Nhan also played an important role for Vietnam’s military, having negotiated on behalf of Hanoi to purchase arms from many different countries.
She had been recognized by the Vietnamese government for her outstanding entrepreneurship, receiving honors as Young Vietnamese of he Year, and receiving the Red Star Award. Her company was also recognized as the Vietnamese Enterprise of the Year, and Most Outstanding National Brand.
But Nhan found herself at odds with the law when she was accused of bribing hospitals and violating bidding regulations.
The Taz report said Nhan and seven of her staff fled from Vietnam before being prosecuted and she has been living in a large German city for the past several months.
Though the German government did not directly respond to Taz’s queries on Nhan’s case, the publication’s own investigations indicate that several German agencies are busy with the case, Linh said.
“Specifically, Vietnam sent Germany a request to extradite Ms. Nhan but the German Federal Ministry and Department of Justice rejected the request,” Linh said.
“The department has confirmed there was a request by the Vietnamese government to extradite Ms.
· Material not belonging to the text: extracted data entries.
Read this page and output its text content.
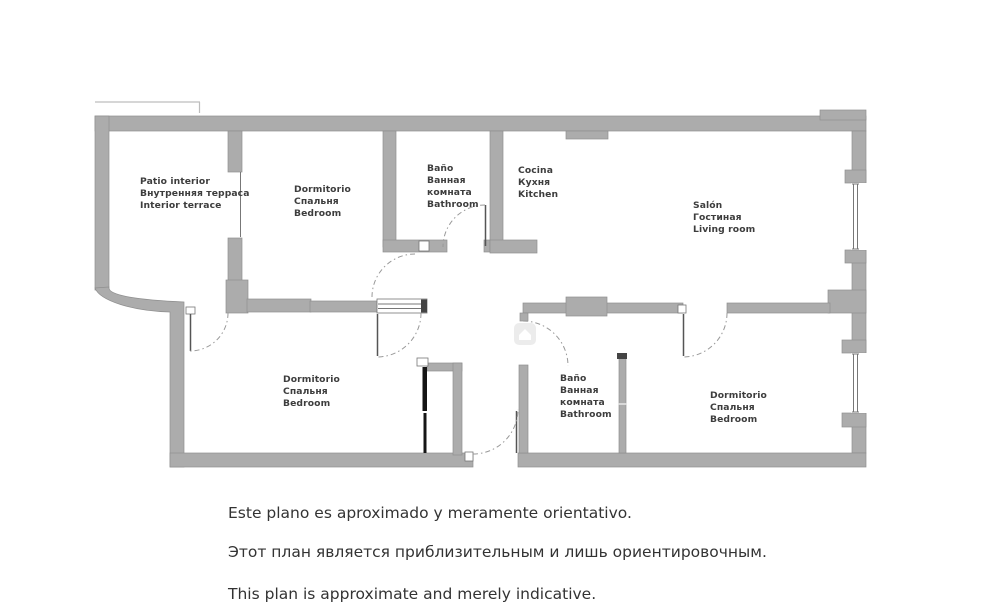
Patio interior
Внутренняя терраса
Interior terrace
Dormitorio
Спальня
Bedroom
Baño
Ванная
комната
Bathroom
Cocina
Кухня
Kitchen
Salón
Гостиная
Living room
Dormitorio
Спальня
Bedroom
Baño
Ванная
комната
Bathroom
Dormitorio
Спальня
Bedroom

Este plano es aproximado y meramente orientativo.

Этот план является приблизительным и лишь ориентировочным.

This plan is approximate and merely indicative.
Nhan,” he said. “They clearly explained that since the abduction of Trinh Xuan Thanh in 2017, all requests to extradite criminals to Vietnam have been rejected.”
RFA emailed the German Embassy in Vietnam and the Federal Foreign Office, as well as the Vietnamese Ministry of Foreign Affairs for comment but did not receive immediate responses.
The Vietnamese Embassy in Berlin has been actively searching for information about Nhan, Khoa said.
“Ms. Nhan is very important for unlocking many high-profile cases in Vietnam as well as arms deals concerning leading Vietnamese officials,” said Khoa. “As a result, Vietnam will try to bring her back by any means. Her importance is many times higher than the previous case of Mr. Trinh Xuan Thanh.”
Though Vietnamese state media reports that Nhan is wanted for bid-rigging, Taz reported, citing Israeli media, that the search for Nhan is a result of infighting within the Vietnamese government regarding weapons procurement, as she was the broker of several arms deals between Vietnam and Israel.
Israel has been an important arms supplier to Vietnam, providing drones, air defense systems, tanks and missiles.